The Way You Do the Things You Do
The Temptations
This 1968 collaboration between The Supremes and The Temptations represents Motown at its most extravagantly self-confident — the label's two greatest acts sharing a track that deploys every resource of the Hitsville sound: orchestrations of considerable grandeur, and vocals that balance individual star power with ensemble generosity. Diana Ross leads with the crystalline, slightly reedy soprano that made her the era's most recognizable female voice, her approach here notably more playful and assertive than her more vulnerable recordings. The Temptations provide harmonic foundation and call-and-response passages, their male ensemble lending warm counterbalance to The Supremes' brighter sound. The lyrical premise is one of confident romantic pursuit — the narrator declares their intention to win the beloved's love not by demanding it but by being so fully present and devoted that resistance becomes impossible. This is love as patient, strategic commitment rather than passive waiting, and the production's celebratory energy validates the confidence. The string arrangement moves with choreographic precision, the brass punctuating at exactly the right moments, everything pointing toward the choruses where the voices come together in a fullness that few recordings achieve. A genuinely joyful track that rewards high volume, suited equally to a party beginning and to those private moments when the sheer pleasure of a well-made song is sufficient reason to play it again.
fast
1960s
lush, vibrant, celebratory
United States
Soul, R&B. Motown pop-soul. joyful, confident.
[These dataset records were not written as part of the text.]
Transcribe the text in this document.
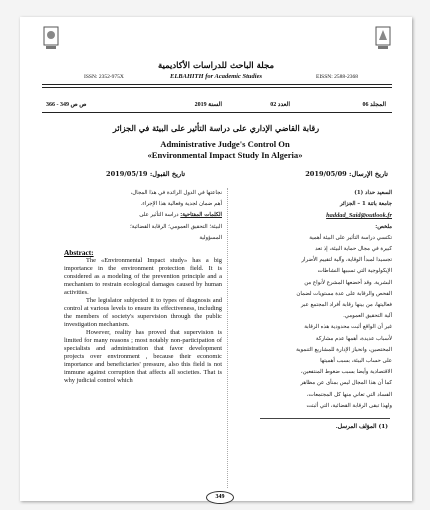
مجلة الباحث للدراسات الأكاديمية
ELBAHITH for Academic Studies
ISSN: 2352-975X	EISSN: 2588-2368
المجلد 06
العدد 02
السنة 2019
ص ص 349 - 366
رقابة القاضي الإداري على دراسة التأثير على البيئة في الجزائر
Administrative Judge's Control On «Environmental Impact Study In Algeria»
تاريخ الإرسال: 2019/05/09
تاريخ القبول: 2019/05/19
نجاعتها في الدول الرائدة في هذا المجال،
أهم ضمان لجدية وفعالية هذا الإجراء.
الكلمات المفتاحية: دراسة التأثير على
البيئة؛ التحقيق العمومي؛ الرقابة القضائية؛
المسؤولية
Abstract:

The «Environmental Impact study» has a big importance in the environment protection field. It is considered as a modeling of the prevention principle and a mechanism to restrain ecological damages caused by human activities.

The legislator subjected it to types of diagnosis and control at various levels to ensure its effectiveness, including the members of society's supervision through the public investigation mechanism.

However, reality has proved that supervision is limited for many reasons ; most notably non-participation of specialists and administration that favor development projects over environment , because their economic importance and beneficiaries' pressure, also this field is not immune against corruption that affects all societies. That is why judicial control which

السعيد حداد (1)
جامعة باتنة 1 – الجزائر
haddad_Said@outlook.fr
ملخص:
تكتسي دراسة التأثير على البيئة أهمية
كبيرة في مجال حماية البيئة، إذ تعد
تجسيدا لمبدأ الوقاية، وآلية لتقييم الأضرار
الإيكولوجية التي تسببها النشاطات
البشرية. وقد أخضعها المشرع لأنواع من
الفحص والرقابة على عدة مستويات لضمان
فعاليتها، من بينها رقابة أفراد المجتمع عبر
آلية التحقيق العمومي.
غير أن الواقع أثبت محدودية هذه الرقابة
لأسباب عديدة، أهمها عدم مشاركة
المختصين، وانحياز الإدارة للمشاريع التنموية
على حساب البيئة، بسبب أهميتها
الاقتصادية وأيضا بسبب ضغوط المنتفعين،
كما أن هذا المجال ليس بمنأى عن مظاهر
الفساد التي تعاني منها كل المجتمعات،
ولهذا تبقى الرقابة القضائية، التي أثبتت
(1) المؤلف المرسل.
349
Opens in assured celebratory declaration of romantic pursuit, sustains energetic collective confidence throughout, and closes with the full ensemble's triumphant voices confirming love as shared victory. energy 8. fast. danceability 7. valence 9. vocals: crystalline soprano lead, warm male ensemble counterbalance, call-and-response, star-plus-ensemble dynamic. production: grand orchestration, precisely punctuated brass, choreographic strings, peak Motown production. texture: lush, vibrant, celebratory. acousticness 3. era: 1960s. United States. High volume at the start of a party or in a private moment when the pure joy of a perfectly made song is reason enough to play it again.